Eine Kindheit mit Anpassungsschwierigkeiten
Nah dran am persönlichen Erleben der Autorin ist dagegen das Herummäkeln am Auftreten Nadines, auch Seddig erinnert sich, was ihre Kindheit angeht, an Anpassungsschwierigkeiten. „Meine Mutter hat mir oft gesagt, wie gehst du denn, wie sitzt du denn“, erinnert sich Seddig. Im Buch begegnet einem das wieder. Nadine ist ein Mädchen, ist eine Frau, die nicht so sein darf, wie sie vielleicht sein will. „Sie wehrt sich, aber eigentlich nie auf die richtige Weise“, sagt Seddig.

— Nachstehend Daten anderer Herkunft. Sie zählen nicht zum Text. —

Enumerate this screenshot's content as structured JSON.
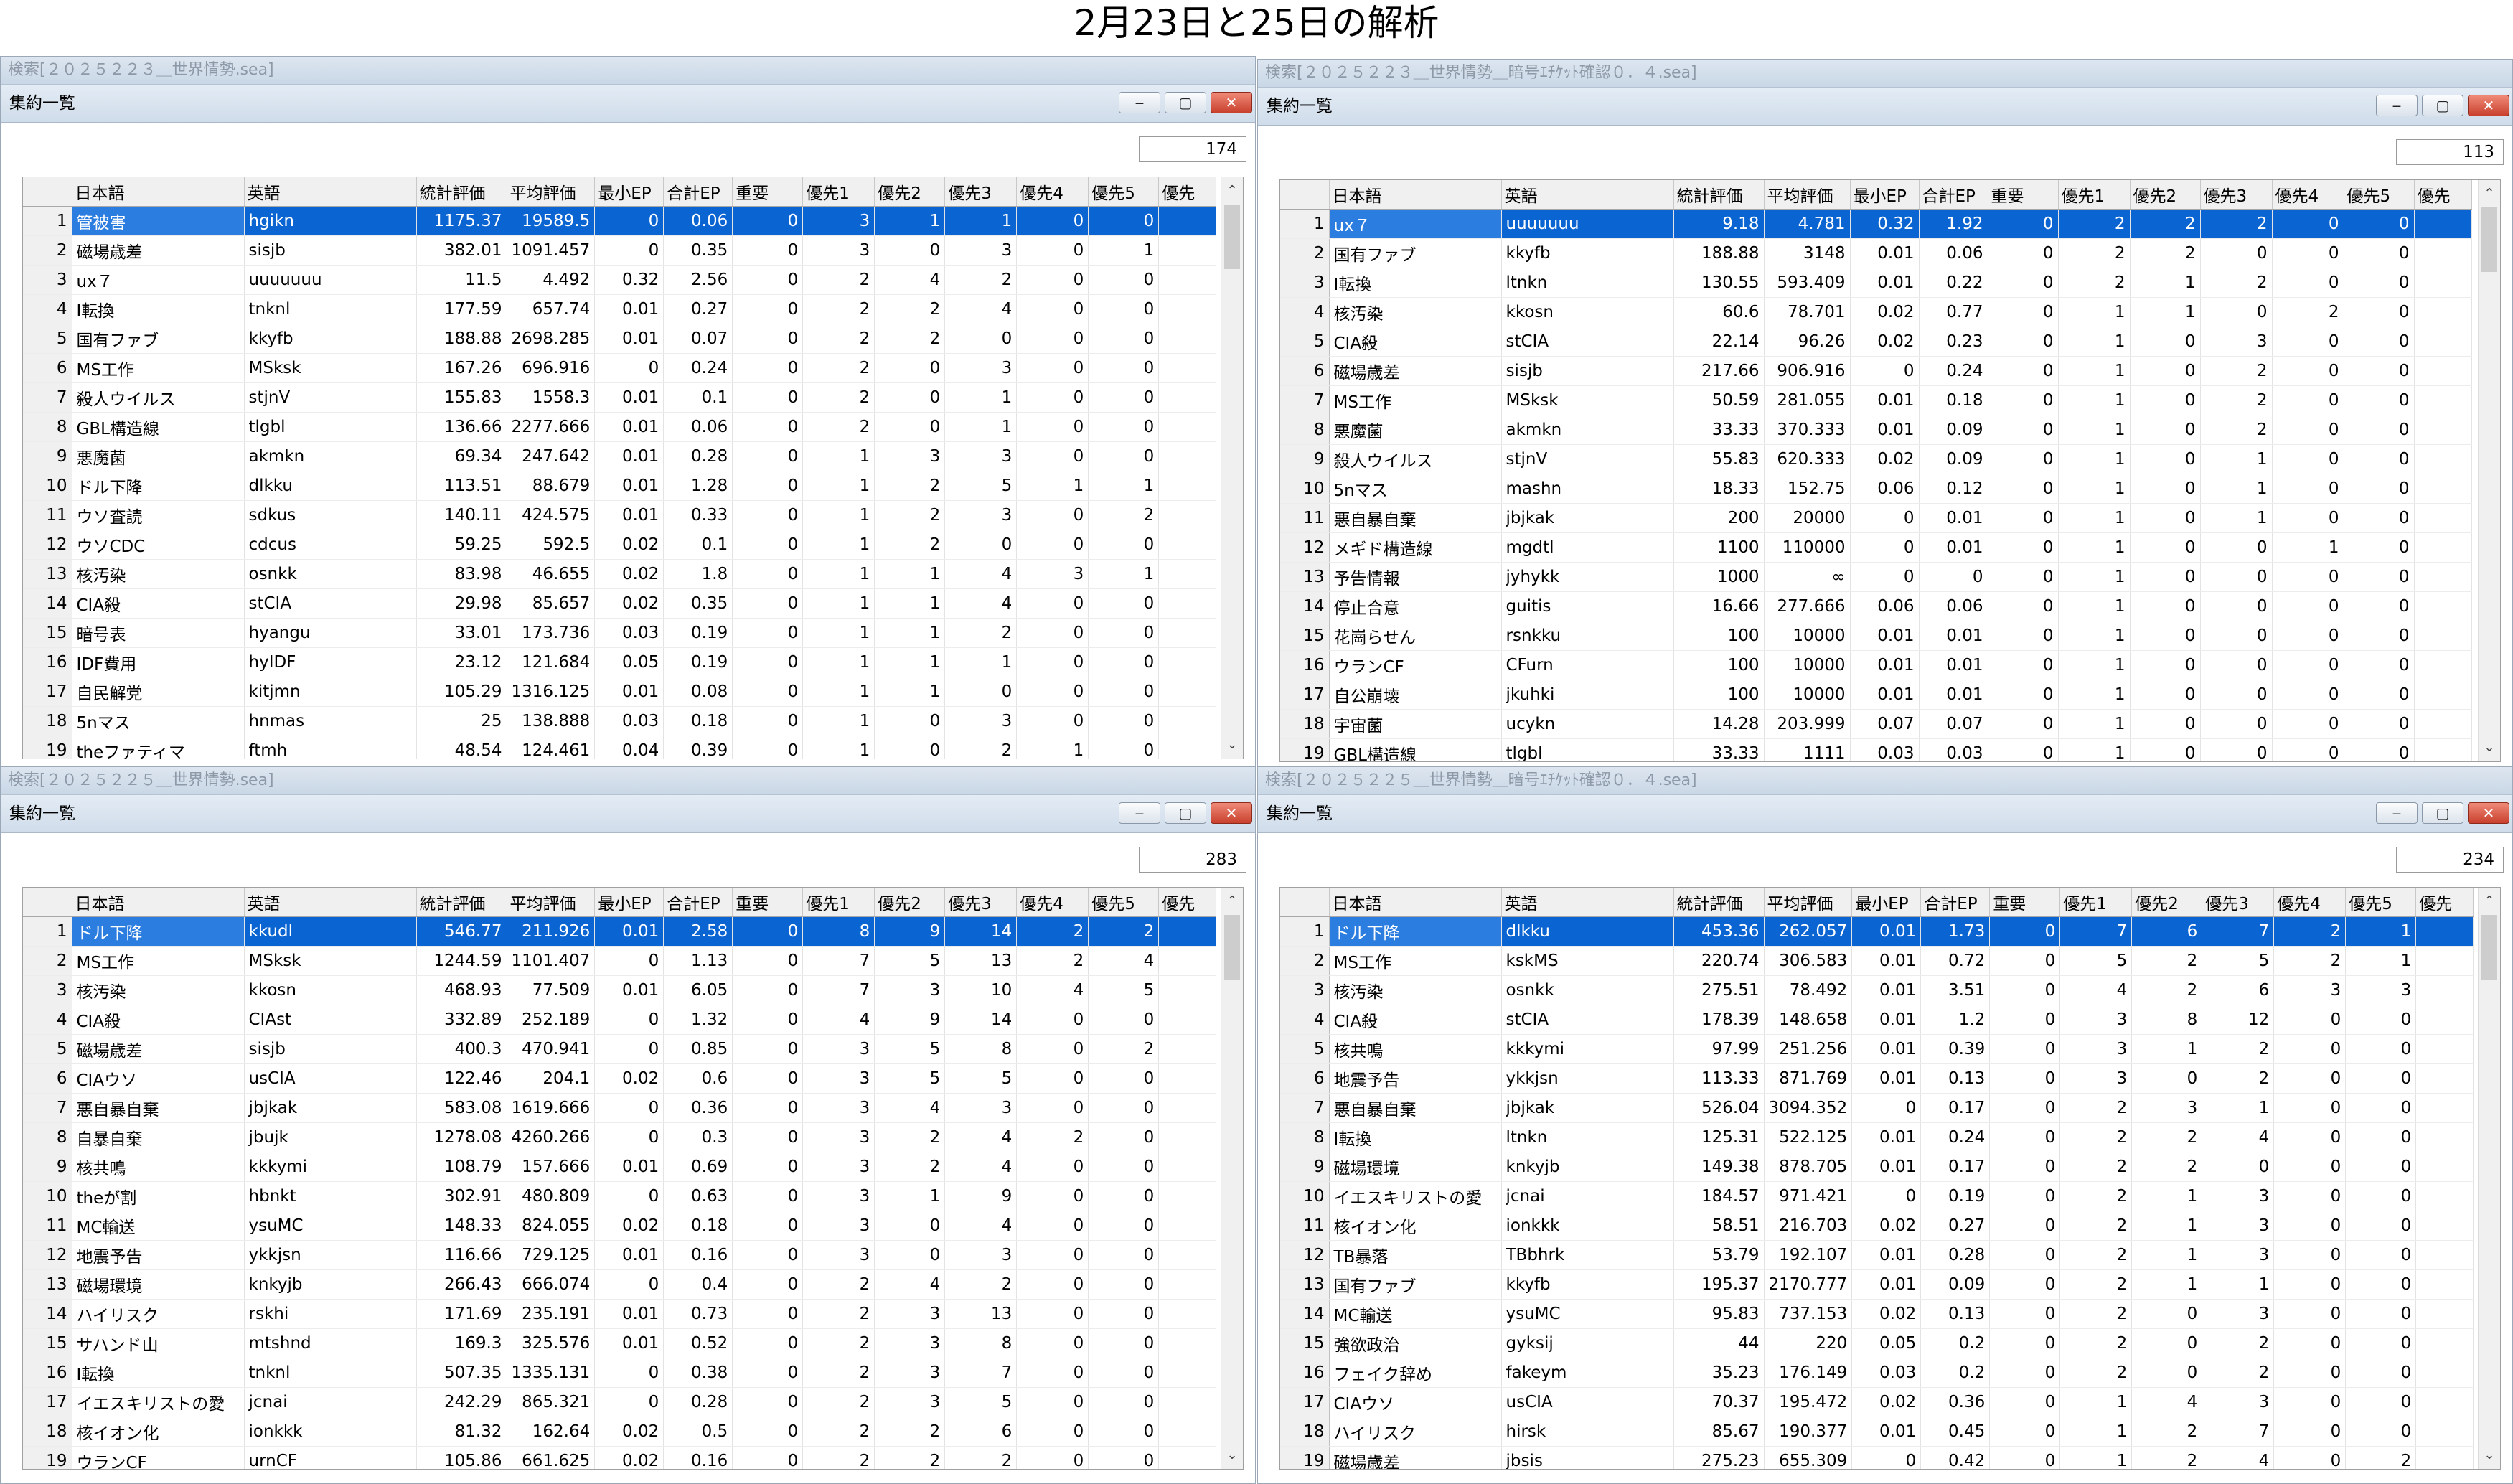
{
  "page_title": "2月23日と25日の解析",
  "window_buttons": {
    "minimize": "‒",
    "maximize": "▢",
    "close": "✕"
  },
  "panes": [
    {
      "window_title": "検索[２０２５２２３＿世界情勢.sea]",
      "panel_title": "集約一覧",
      "count": "174",
      "columns": [
        "",
        "日本語",
        "英語",
        "統計評価",
        "平均評価",
        "最小EP",
        "合計EP",
        "重要",
        "優先1",
        "優先2",
        "優先3",
        "優先4",
        "優先5",
        "優先"
      ],
      "rows": [
        [
          "1",
          "管被害",
          "hgikn",
          "1175.37",
          "19589.5",
          "0",
          "0.06",
          "0",
          "3",
          "1",
          "1",
          "0",
          "0"
        ],
        [
          "2",
          "磁場歳差",
          "sisjb",
          "382.01",
          "1091.457",
          "0",
          "0.35",
          "0",
          "3",
          "0",
          "3",
          "0",
          "1"
        ],
        [
          "3",
          "ux７",
          "uuuuuuu",
          "11.5",
          "4.492",
          "0.32",
          "2.56",
          "0",
          "2",
          "4",
          "2",
          "0",
          "0"
        ],
        [
          "4",
          "I転換",
          "tnknl",
          "177.59",
          "657.74",
          "0.01",
          "0.27",
          "0",
          "2",
          "2",
          "4",
          "0",
          "0"
        ],
        [
          "5",
          "国有ファブ",
          "kkyfb",
          "188.88",
          "2698.285",
          "0.01",
          "0.07",
          "0",
          "2",
          "2",
          "0",
          "0",
          "0"
        ],
        [
          "6",
          "MS工作",
          "MSksk",
          "167.26",
          "696.916",
          "0",
          "0.24",
          "0",
          "2",
          "0",
          "3",
          "0",
          "0"
        ],
        [
          "7",
          "殺人ウイルス",
          "stjnV",
          "155.83",
          "1558.3",
          "0.01",
          "0.1",
          "0",
          "2",
          "0",
          "1",
          "0",
          "0"
        ],
        [
          "8",
          "GBL構造線",
          "tlgbl",
          "136.66",
          "2277.666",
          "0.01",
          "0.06",
          "0",
          "2",
          "0",
          "1",
          "0",
          "0"
        ],
        [
          "9",
          "悪魔菌",
          "akmkn",
          "69.34",
          "247.642",
          "0.01",
          "0.28",
          "0",
          "1",
          "3",
          "3",
          "0",
          "0"
        ],
        [
          "10",
          "ドル下降",
          "dlkku",
          "113.51",
          "88.679",
          "0.01",
          "1.28",
          "0",
          "1",
          "2",
          "5",
          "1",
          "1"
        ],
        [
          "11",
          "ウソ査読",
          "sdkus",
          "140.11",
          "424.575",
          "0.01",
          "0.33",
          "0",
          "1",
          "2",
          "3",
          "0",
          "2"
        ],
        [
          "12",
          "ウソCDC",
          "cdcus",
          "59.25",
          "592.5",
          "0.02",
          "0.1",
          "0",
          "1",
          "2",
          "0",
          "0",
          "0"
        ],
        [
          "13",
          "核汚染",
          "osnkk",
          "83.98",
          "46.655",
          "0.02",
          "1.8",
          "0",
          "1",
          "1",
          "4",
          "3",
          "1"
        ],
        [
          "14",
          "CIA殺",
          "stCIA",
          "29.98",
          "85.657",
          "0.02",
          "0.35",
          "0",
          "1",
          "1",
          "4",
          "0",
          "0"
        ],
        [
          "15",
          "暗号表",
          "hyangu",
          "33.01",
          "173.736",
          "0.03",
          "0.19",
          "0",
          "1",
          "1",
          "2",
          "0",
          "0"
        ],
        [
          "16",
          "IDF費用",
          "hyIDF",
          "23.12",
          "121.684",
          "0.05",
          "0.19",
          "0",
          "1",
          "1",
          "1",
          "0",
          "0"
        ],
        [
          "17",
          "自民解党",
          "kitjmn",
          "105.29",
          "1316.125",
          "0.01",
          "0.08",
          "0",
          "1",
          "1",
          "0",
          "0",
          "0"
        ],
        [
          "18",
          "5nマス",
          "hnmas",
          "25",
          "138.888",
          "0.03",
          "0.18",
          "0",
          "1",
          "0",
          "3",
          "0",
          "0"
        ],
        [
          "19",
          "theファティマ",
          "ftmh",
          "48.54",
          "124.461",
          "0.04",
          "0.39",
          "0",
          "1",
          "0",
          "2",
          "1",
          "0"
        ]
      ]
    },
    {
      "window_title": "検索[２０２５２２３＿世界情勢＿暗号ｴﾁｹｯﾄ確認０．４.sea]",
      "panel_title": "集約一覧",
      "count": "113",
      "columns": [
        "",
        "日本語",
        "英語",
        "統計評価",
        "平均評価",
        "最小EP",
        "合計EP",
        "重要",
        "優先1",
        "優先2",
        "優先3",
        "優先4",
        "優先5",
        "優先"
      ],
      "rows": [
        [
          "1",
          "ux７",
          "uuuuuuu",
          "9.18",
          "4.781",
          "0.32",
          "1.92",
          "0",
          "2",
          "2",
          "2",
          "0",
          "0"
        ],
        [
          "2",
          "国有ファブ",
          "kkyfb",
          "188.88",
          "3148",
          "0.01",
          "0.06",
          "0",
          "2",
          "2",
          "0",
          "0",
          "0"
        ],
        [
          "3",
          "I転換",
          "ltnkn",
          "130.55",
          "593.409",
          "0.01",
          "0.22",
          "0",
          "2",
          "1",
          "2",
          "0",
          "0"
        ],
        [
          "4",
          "核汚染",
          "kkosn",
          "60.6",
          "78.701",
          "0.02",
          "0.77",
          "0",
          "1",
          "1",
          "0",
          "2",
          "0"
        ],
        [
          "5",
          "CIA殺",
          "stCIA",
          "22.14",
          "96.26",
          "0.02",
          "0.23",
          "0",
          "1",
          "0",
          "3",
          "0",
          "0"
        ],
        [
          "6",
          "磁場歳差",
          "sisjb",
          "217.66",
          "906.916",
          "0",
          "0.24",
          "0",
          "1",
          "0",
          "2",
          "0",
          "0"
        ],
        [
          "7",
          "MS工作",
          "MSksk",
          "50.59",
          "281.055",
          "0.01",
          "0.18",
          "0",
          "1",
          "0",
          "2",
          "0",
          "0"
        ],
        [
          "8",
          "悪魔菌",
          "akmkn",
          "33.33",
          "370.333",
          "0.01",
          "0.09",
          "0",
          "1",
          "0",
          "2",
          "0",
          "0"
        ],
        [
          "9",
          "殺人ウイルス",
          "stjnV",
          "55.83",
          "620.333",
          "0.02",
          "0.09",
          "0",
          "1",
          "0",
          "1",
          "0",
          "0"
        ],
        [
          "10",
          "5nマス",
          "mashn",
          "18.33",
          "152.75",
          "0.06",
          "0.12",
          "0",
          "1",
          "0",
          "1",
          "0",
          "0"
        ],
        [
          "11",
          "悪自暴自棄",
          "jbjkak",
          "200",
          "20000",
          "0",
          "0.01",
          "0",
          "1",
          "0",
          "1",
          "0",
          "0"
        ],
        [
          "12",
          "メギド構造線",
          "mgdtl",
          "1100",
          "110000",
          "0",
          "0.01",
          "0",
          "1",
          "0",
          "0",
          "1",
          "0"
        ],
        [
          "13",
          "予告情報",
          "jyhykk",
          "1000",
          "∞",
          "0",
          "0",
          "0",
          "1",
          "0",
          "0",
          "0",
          "0"
        ],
        [
          "14",
          "停止合意",
          "guitis",
          "16.66",
          "277.666",
          "0.06",
          "0.06",
          "0",
          "1",
          "0",
          "0",
          "0",
          "0"
        ],
        [
          "15",
          "花崗らせん",
          "rsnkku",
          "100",
          "10000",
          "0.01",
          "0.01",
          "0",
          "1",
          "0",
          "0",
          "0",
          "0"
        ],
        [
          "16",
          "ウランCF",
          "CFurn",
          "100",
          "10000",
          "0.01",
          "0.01",
          "0",
          "1",
          "0",
          "0",
          "0",
          "0"
        ],
        [
          "17",
          "自公崩壊",
          "jkuhki",
          "100",
          "10000",
          "0.01",
          "0.01",
          "0",
          "1",
          "0",
          "0",
          "0",
          "0"
        ],
        [
          "18",
          "宇宙菌",
          "ucykn",
          "14.28",
          "203.999",
          "0.07",
          "0.07",
          "0",
          "1",
          "0",
          "0",
          "0",
          "0"
        ],
        [
          "19",
          "GBL構造線",
          "tlgbl",
          "33.33",
          "1111",
          "0.03",
          "0.03",
          "0",
          "1",
          "0",
          "0",
          "0",
          "0"
        ]
      ]
    },
    {
      "window_title": "検索[２０２５２２５＿世界情勢.sea]",
      "panel_title": "集約一覧",
      "count": "283",
      "columns": [
        "",
        "日本語",
        "英語",
        "統計評価",
        "平均評価",
        "最小EP",
        "合計EP",
        "重要",
        "優先1",
        "優先2",
        "優先3",
        "優先4",
        "優先5",
        "優先"
      ],
      "rows": [
        [
          "1",
          "ドル下降",
          "kkudl",
          "546.77",
          "211.926",
          "0.01",
          "2.58",
          "0",
          "8",
          "9",
          "14",
          "2",
          "2"
        ],
        [
          "2",
          "MS工作",
          "MSksk",
          "1244.59",
          "1101.407",
          "0",
          "1.13",
          "0",
          "7",
          "5",
          "13",
          "2",
          "4"
        ],
        [
          "3",
          "核汚染",
          "kkosn",
          "468.93",
          "77.509",
          "0.01",
          "6.05",
          "0",
          "7",
          "3",
          "10",
          "4",
          "5"
        ],
        [
          "4",
          "CIA殺",
          "CIAst",
          "332.89",
          "252.189",
          "0",
          "1.32",
          "0",
          "4",
          "9",
          "14",
          "0",
          "0"
        ],
        [
          "5",
          "磁場歳差",
          "sisjb",
          "400.3",
          "470.941",
          "0",
          "0.85",
          "0",
          "3",
          "5",
          "8",
          "0",
          "2"
        ],
        [
          "6",
          "CIAウソ",
          "usCIA",
          "122.46",
          "204.1",
          "0.02",
          "0.6",
          "0",
          "3",
          "5",
          "5",
          "0",
          "0"
        ],
        [
          "7",
          "悪自暴自棄",
          "jbjkak",
          "583.08",
          "1619.666",
          "0",
          "0.36",
          "0",
          "3",
          "4",
          "3",
          "0",
          "0"
        ],
        [
          "8",
          "自暴自棄",
          "jbujk",
          "1278.08",
          "4260.266",
          "0",
          "0.3",
          "0",
          "3",
          "2",
          "4",
          "2",
          "0"
        ],
        [
          "9",
          "核共鳴",
          "kkkymi",
          "108.79",
          "157.666",
          "0.01",
          "0.69",
          "0",
          "3",
          "2",
          "4",
          "0",
          "0"
        ],
        [
          "10",
          "theが割",
          "hbnkt",
          "302.91",
          "480.809",
          "0",
          "0.63",
          "0",
          "3",
          "1",
          "9",
          "0",
          "0"
        ],
        [
          "11",
          "MC輸送",
          "ysuMC",
          "148.33",
          "824.055",
          "0.02",
          "0.18",
          "0",
          "3",
          "0",
          "4",
          "0",
          "0"
        ],
        [
          "12",
          "地震予告",
          "ykkjsn",
          "116.66",
          "729.125",
          "0.01",
          "0.16",
          "0",
          "3",
          "0",
          "3",
          "0",
          "0"
        ],
        [
          "13",
          "磁場環境",
          "knkyjb",
          "266.43",
          "666.074",
          "0",
          "0.4",
          "0",
          "2",
          "4",
          "2",
          "0",
          "0"
        ],
        [
          "14",
          "ハイリスク",
          "rskhi",
          "171.69",
          "235.191",
          "0.01",
          "0.73",
          "0",
          "2",
          "3",
          "13",
          "0",
          "0"
        ],
        [
          "15",
          "サハンド山",
          "mtshnd",
          "169.3",
          "325.576",
          "0.01",
          "0.52",
          "0",
          "2",
          "3",
          "8",
          "0",
          "0"
        ],
        [
          "16",
          "I転換",
          "tnknl",
          "507.35",
          "1335.131",
          "0",
          "0.38",
          "0",
          "2",
          "3",
          "7",
          "0",
          "0"
        ],
        [
          "17",
          "イエスキリストの愛",
          "jcnai",
          "242.29",
          "865.321",
          "0",
          "0.28",
          "0",
          "2",
          "3",
          "5",
          "0",
          "0"
        ],
        [
          "18",
          "核イオン化",
          "ionkkk",
          "81.32",
          "162.64",
          "0.02",
          "0.5",
          "0",
          "2",
          "2",
          "6",
          "0",
          "0"
        ],
        [
          "19",
          "ウランCF",
          "urnCF",
          "105.86",
          "661.625",
          "0.02",
          "0.16",
          "0",
          "2",
          "2",
          "2",
          "0",
          "0"
        ]
      ]
    },
    {
      "window_title": "検索[２０２５２２５＿世界情勢＿暗号ｴﾁｹｯﾄ確認０．４.sea]",
      "panel_title": "集約一覧",
      "count": "234",
      "columns": [
        "",
        "日本語",
        "英語",
        "統計評価",
        "平均評価",
        "最小EP",
        "合計EP",
        "重要",
        "優先1",
        "優先2",
        "優先3",
        "優先4",
        "優先5",
        "優先"
      ],
      "rows": [
        [
          "1",
          "ドル下降",
          "dlkku",
          "453.36",
          "262.057",
          "0.01",
          "1.73",
          "0",
          "7",
          "6",
          "7",
          "2",
          "1"
        ],
        [
          "2",
          "MS工作",
          "kskMS",
          "220.74",
          "306.583",
          "0.01",
          "0.72",
          "0",
          "5",
          "2",
          "5",
          "2",
          "1"
        ],
        [
          "3",
          "核汚染",
          "osnkk",
          "275.51",
          "78.492",
          "0.01",
          "3.51",
          "0",
          "4",
          "2",
          "6",
          "3",
          "3"
        ],
        [
          "4",
          "CIA殺",
          "stCIA",
          "178.39",
          "148.658",
          "0.01",
          "1.2",
          "0",
          "3",
          "8",
          "12",
          "0",
          "0"
        ],
        [
          "5",
          "核共鳴",
          "kkkymi",
          "97.99",
          "251.256",
          "0.01",
          "0.39",
          "0",
          "3",
          "1",
          "2",
          "0",
          "0"
        ],
        [
          "6",
          "地震予告",
          "ykkjsn",
          "113.33",
          "871.769",
          "0.01",
          "0.13",
          "0",
          "3",
          "0",
          "2",
          "0",
          "0"
        ],
        [
          "7",
          "悪自暴自棄",
          "jbjkak",
          "526.04",
          "3094.352",
          "0",
          "0.17",
          "0",
          "2",
          "3",
          "1",
          "0",
          "0"
        ],
        [
          "8",
          "I転換",
          "ltnkn",
          "125.31",
          "522.125",
          "0.01",
          "0.24",
          "0",
          "2",
          "2",
          "4",
          "0",
          "0"
        ],
        [
          "9",
          "磁場環境",
          "knkyjb",
          "149.38",
          "878.705",
          "0.01",
          "0.17",
          "0",
          "2",
          "2",
          "0",
          "0",
          "0"
        ],
        [
          "10",
          "イエスキリストの愛",
          "jcnai",
          "184.57",
          "971.421",
          "0",
          "0.19",
          "0",
          "2",
          "1",
          "3",
          "0",
          "0"
        ],
        [
          "11",
          "核イオン化",
          "ionkkk",
          "58.51",
          "216.703",
          "0.02",
          "0.27",
          "0",
          "2",
          "1",
          "3",
          "0",
          "0"
        ],
        [
          "12",
          "TB暴落",
          "TBbhrk",
          "53.79",
          "192.107",
          "0.01",
          "0.28",
          "0",
          "2",
          "1",
          "3",
          "0",
          "0"
        ],
        [
          "13",
          "国有ファブ",
          "kkyfb",
          "195.37",
          "2170.777",
          "0.01",
          "0.09",
          "0",
          "2",
          "1",
          "1",
          "0",
          "0"
        ],
        [
          "14",
          "MC輸送",
          "ysuMC",
          "95.83",
          "737.153",
          "0.02",
          "0.13",
          "0",
          "2",
          "0",
          "3",
          "0",
          "0"
        ],
        [
          "15",
          "強欲政治",
          "gyksij",
          "44",
          "220",
          "0.05",
          "0.2",
          "0",
          "2",
          "0",
          "2",
          "0",
          "0"
        ],
        [
          "16",
          "フェイク辞め",
          "fakeym",
          "35.23",
          "176.149",
          "0.03",
          "0.2",
          "0",
          "2",
          "0",
          "2",
          "0",
          "0"
        ],
        [
          "17",
          "CIAウソ",
          "usCIA",
          "70.37",
          "195.472",
          "0.02",
          "0.36",
          "0",
          "1",
          "4",
          "3",
          "0",
          "0"
        ],
        [
          "18",
          "ハイリスク",
          "hirsk",
          "85.67",
          "190.377",
          "0.01",
          "0.45",
          "0",
          "1",
          "2",
          "7",
          "0",
          "0"
        ],
        [
          "19",
          "磁場歳差",
          "jbsis",
          "275.23",
          "655.309",
          "0",
          "0.42",
          "0",
          "1",
          "2",
          "4",
          "0",
          "2"
        ]
      ]
    }
  ]
}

Wie war es für sie, in Anwaltskanzleien Auftragsausführende zu sein? Sie hat gut damit leben können, erklärt Seddig. Weil sie wusste: Es hat mit dem, was sie eigentlich ist, Schriftstellerin, nichts zu tun. Sicher, sie weiß, dass Altern im Büroalltag eine besonders schwere Übung sein könnte. „Ich kann mir vorstellen, dass es ein Problem ist, sich von Jüngeren etwas sagen zu lassen“, erklärt Seddig. Manchmal wundert sie sich, wie falsch Leute den Alltag der Zuarbeiterinnen (meistens sind sie ja tatsächlich weiblich) beurteilen. Kaffee machen, wirklich? Ist das heute immer noch so? „Aber natürlich, in was für einer Welt lebt ihr denn“, fragt sie ihre Bekannten dann.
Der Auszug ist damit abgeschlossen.